Saturday, January 27, 2007

Recommended Reading: The Wasp Factory


Iain Banks is one of my very favourite authors, and the writer of whom I have read the most books. He is very 'readable', whilst also managing to write in a fascinating, compelling and original way. [And for those of you who like Sci-Fi, he even writes Science Fiction under a slightly different name, Iain M. Banks, which my wife tells me is fantastic too!] Click here to visit the author's own website.

The Wasp Factory is his first, shortest and, I guess, weirdest book - and, like some other novels I've recommended to you recently, is found on many an 'A' Level English Literature syllabus. (In fact, I taught it myself to some former George Mitchell students who studied 'A' Level with me in their spare time.) It is not a comfortable read, but it is pretty impossible to put down, and throws the reader into the strangest and most sinister of fantasy worlds imaginable. Best of all, it has an ending to beat almost any novel around. Just what is Frank's deepest, darkest secret of all?

If you want to read the opening to the novel, click here. Here are a few other extracts from the novel, to give you a taste of Frank's weird world:
I wanted to kill Blyth there and then; the hiding he got from his father, my dad's brother James, was not enough as far as I was concerned, not for what he'd done to Eric, my brother. Eric was inconsolable, desperate with grief because he had made the thing Blyth had used to destroy our beloved pets...

I hadn't said anything to anybody, even Eric, about what I wanted to do to Blyth. I was wise in my childishness even then, at the tender age of five, when most children are forever telling their parents and friends that they hate them and they wish they were dead. I kept quiet.
* * * * * *
My brother Paul was five when I killed him. I was eight. It was over two years after I had subtracted Blyth with an adder that I found an opportunity to get rid of Paul. Not that I bore him any personal ill-will; it was simply that I knew he couldn't stay...

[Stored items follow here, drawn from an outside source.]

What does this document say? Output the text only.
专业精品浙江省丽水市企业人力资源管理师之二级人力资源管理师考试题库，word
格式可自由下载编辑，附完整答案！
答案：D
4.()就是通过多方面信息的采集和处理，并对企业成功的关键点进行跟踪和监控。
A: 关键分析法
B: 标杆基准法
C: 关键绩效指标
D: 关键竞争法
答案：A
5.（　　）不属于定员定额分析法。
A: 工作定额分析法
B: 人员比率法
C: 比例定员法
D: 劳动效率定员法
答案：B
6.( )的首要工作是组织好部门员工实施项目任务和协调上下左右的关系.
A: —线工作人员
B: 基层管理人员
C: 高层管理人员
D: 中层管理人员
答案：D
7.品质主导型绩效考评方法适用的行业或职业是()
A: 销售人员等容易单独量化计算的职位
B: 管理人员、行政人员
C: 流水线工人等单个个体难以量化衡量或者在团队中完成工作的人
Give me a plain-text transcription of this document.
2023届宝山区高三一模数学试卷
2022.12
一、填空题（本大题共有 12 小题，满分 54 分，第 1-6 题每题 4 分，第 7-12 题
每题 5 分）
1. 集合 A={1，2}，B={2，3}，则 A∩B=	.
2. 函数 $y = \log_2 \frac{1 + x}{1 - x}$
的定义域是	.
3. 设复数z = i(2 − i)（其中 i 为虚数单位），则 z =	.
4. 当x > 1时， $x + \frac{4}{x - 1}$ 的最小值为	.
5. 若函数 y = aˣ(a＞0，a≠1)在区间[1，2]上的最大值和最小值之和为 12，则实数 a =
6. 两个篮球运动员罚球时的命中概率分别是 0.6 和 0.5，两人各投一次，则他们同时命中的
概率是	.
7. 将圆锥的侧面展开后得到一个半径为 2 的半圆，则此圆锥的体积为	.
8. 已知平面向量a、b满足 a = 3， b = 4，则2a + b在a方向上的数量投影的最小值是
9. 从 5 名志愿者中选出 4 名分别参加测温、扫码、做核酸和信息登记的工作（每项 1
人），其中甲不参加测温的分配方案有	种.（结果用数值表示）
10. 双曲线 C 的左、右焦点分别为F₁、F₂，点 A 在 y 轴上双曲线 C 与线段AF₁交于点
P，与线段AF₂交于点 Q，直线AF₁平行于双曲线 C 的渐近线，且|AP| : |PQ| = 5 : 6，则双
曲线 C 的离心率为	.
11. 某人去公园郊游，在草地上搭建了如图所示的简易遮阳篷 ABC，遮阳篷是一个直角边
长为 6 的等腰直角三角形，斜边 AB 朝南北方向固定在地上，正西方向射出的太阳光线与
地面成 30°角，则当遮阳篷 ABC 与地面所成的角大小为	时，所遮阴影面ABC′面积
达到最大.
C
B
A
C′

I always got on well with Paul. Perhaps because I knew from an early age that he was not long for this world, I tried to make his time in it as pleasant as possible, and thus ended up treating him far better than most young boys treat their younger brothers.
* * * * * *
I killed little Esmerelda because I felt I owed it to myself and the world in general. I had, after all, accounted for two male children and thus done womankind something of a statistical favour. If I really had the courage of my convictions, I reasoned, I ought to redress the balance at least slightly. My cousin was simply the easiest and most obvious target.

Again, I bore her no personal ill-will. Children aren't real people, in the sense that they are not small males and females but a separate species which will (probably) grow into one or the other in due time. Younger children in particular, before the insidious and evil influence of society and their parents have properly got to them, are sexlessly open and hence perfectly likeable.
* * * * * *
That's my score to date. Three. I haven't killed anybody for years, and don't intend to ever again.

It was just a stage I was going through.